This guide covers creating custom bundles. For deploying pre-configured bundles provided by SambaNova, see Model Deployment.
Prerequisites
Before creating custom bundles, complete the following:Installation Prerequisites
Required system and environment setup
SambaStack Setup
Core cluster installation and configuration
Optional Configuration
Additional configuration as needed
- Model Deployment - Bundle deployment concepts and workflows
- SambaStack Models - Available model checkpoints
- Speculative Decoding Deployment Guidelines - Required if configuring speculative decoding pairs
Terminology
| Term | Definition |
|---|---|
| RDU | Reconfigurable Dataflow Unit - SambaNova’s proprietary processor architecture |
| PEF | Processor Executable Format - Compiled model binaries that run on RDUs |
| Expert | A sequence length profile configuration (for example, 8k, 16k, 32k) within a model |
| Speculative Decoding | An optimization technique using a smaller draft model to accelerate inference from a larger target model |
| Legalizer | A validation process that verifies a bundle fits within RDU memory constraints |
| BYOC | Bring Your Own Checkpoint - Support for custom or fine-tuned model checkpoints |
Concepts
Bundle Architecture
SambaStack uses a three-tier architecture for model deployment:- BundleTemplate - Defines how models can be run: available sequence length profiles, batch sizes, and PEF mappings. Also defines target and draft model relationships for speculative decoding pairs.

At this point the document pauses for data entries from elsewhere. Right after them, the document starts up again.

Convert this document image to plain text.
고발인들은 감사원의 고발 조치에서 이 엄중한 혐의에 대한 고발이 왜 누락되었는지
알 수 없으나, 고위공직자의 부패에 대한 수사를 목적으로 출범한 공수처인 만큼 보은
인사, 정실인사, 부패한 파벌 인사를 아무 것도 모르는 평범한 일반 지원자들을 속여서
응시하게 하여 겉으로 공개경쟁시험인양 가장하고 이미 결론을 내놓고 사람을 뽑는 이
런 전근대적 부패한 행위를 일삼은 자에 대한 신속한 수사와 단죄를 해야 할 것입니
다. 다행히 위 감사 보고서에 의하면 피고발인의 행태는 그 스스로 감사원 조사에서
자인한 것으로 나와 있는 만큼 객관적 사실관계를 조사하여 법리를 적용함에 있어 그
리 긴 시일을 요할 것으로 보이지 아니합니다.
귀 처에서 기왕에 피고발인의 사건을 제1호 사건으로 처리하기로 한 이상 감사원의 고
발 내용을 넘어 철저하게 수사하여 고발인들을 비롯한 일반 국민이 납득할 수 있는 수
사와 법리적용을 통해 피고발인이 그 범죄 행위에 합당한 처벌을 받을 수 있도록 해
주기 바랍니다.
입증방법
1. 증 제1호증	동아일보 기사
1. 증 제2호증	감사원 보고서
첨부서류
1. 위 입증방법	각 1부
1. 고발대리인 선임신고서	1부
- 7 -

- Bundle - Binds a template to specific checkpoints in storage, making it ready for deployment
- BundleDeployment - Instantiates one or more replicas of a bundle on the cluster
- Reuse templates across multiple checkpoints, including Bring Your Own Checkpoint (BYOC) for custom fine-tuned models
- Bundle different checkpoints of the same underlying model while sharing the same template
- Deploy the same bundle configuration with different replica counts
- Update checkpoints without modifying deployment configurations
BundleTemplate Structure
A BundleTemplate defines the deployment capabilities for one or more models. The following example shows a multi-model template with speculative decoding configuration:Meta-Llama-3.2-1B-Instructserves as the draft model for speculative decodingMeta-Llama-3.3-70B-Instructis the target model withspec_decodingconfiguration pointing to the draft model
BundleTemplate Top-Level Fields
| Field | Required | Description |
|---|---|---|
spec.models | Yes | Defines the models and their expert configurations. See Models and Experts. |
spec.owner | Yes | Email address of the bundle template owner for tracking and notifications. |
spec.secretNames | Yes | List of Kubernetes secrets used to access artifacts. Must match secrets configured in your environment. |
spec.usePefCRs | Yes | Set to true to use PEF custom resources for deployment. |
Models and Experts
Each model in a BundleTemplate contains one or more experts, which represent sequence length profiles. Common profiles include:8k,16k,32k,64k,128k- Fixed sequence length configurationsdefault- Standard configuration when no specific length is required
Expert Configuration Parameters
Each expert contains one or more configurations with the following parameters:| Parameter | Required | Description |
|---|---|---|
batch_size | Yes | Number of concurrent requests the expert can handle. Higher values increase throughput but may increase individual request latency. Include multiple batch sizes to allow the inference engine to select the optimal configuration based on workload. |
pef | Yes | Reference to a PEF custom resource in format <pef-name>:<version>. Use version 1 unless a higher version is confirmed via kubectl describe pef. |
ckpt_sharing_uuid | Yes | Identifier for checkpoint memory sharing. PEFs with the same UUID share checkpoint memory. See Determining Checkpoint Compatibility for the recommended workflow. |
num_tokens_at_a_time | Yes | Number of tokens processed per decoding step. Values are not hard-wired to a specific PEF but tuned per model size and use case. Use 20 for standard models unless you have a clear reason to believe a different value will deliver better performance. Must be 1 for target models in speculative decoding pairs. |
resubmit_to | No | Fallback expert for requests exceeding the current expert’s sequence length (for example, resubmit to a 32k expert in case of a failure with a 16k expert). Specify the next higher sequence length profile. Omit if no higher option exists. Do not include for draft models in speculative decoding pairs. |
spec_decoding | No | Speculative decoding configuration. Only specify for target models, not draft models. |
Speculative decoding parameters
Speculative decoding parameters
Parameters within
For detailed guidance, see Speculative Decoding Deployment Guidelines.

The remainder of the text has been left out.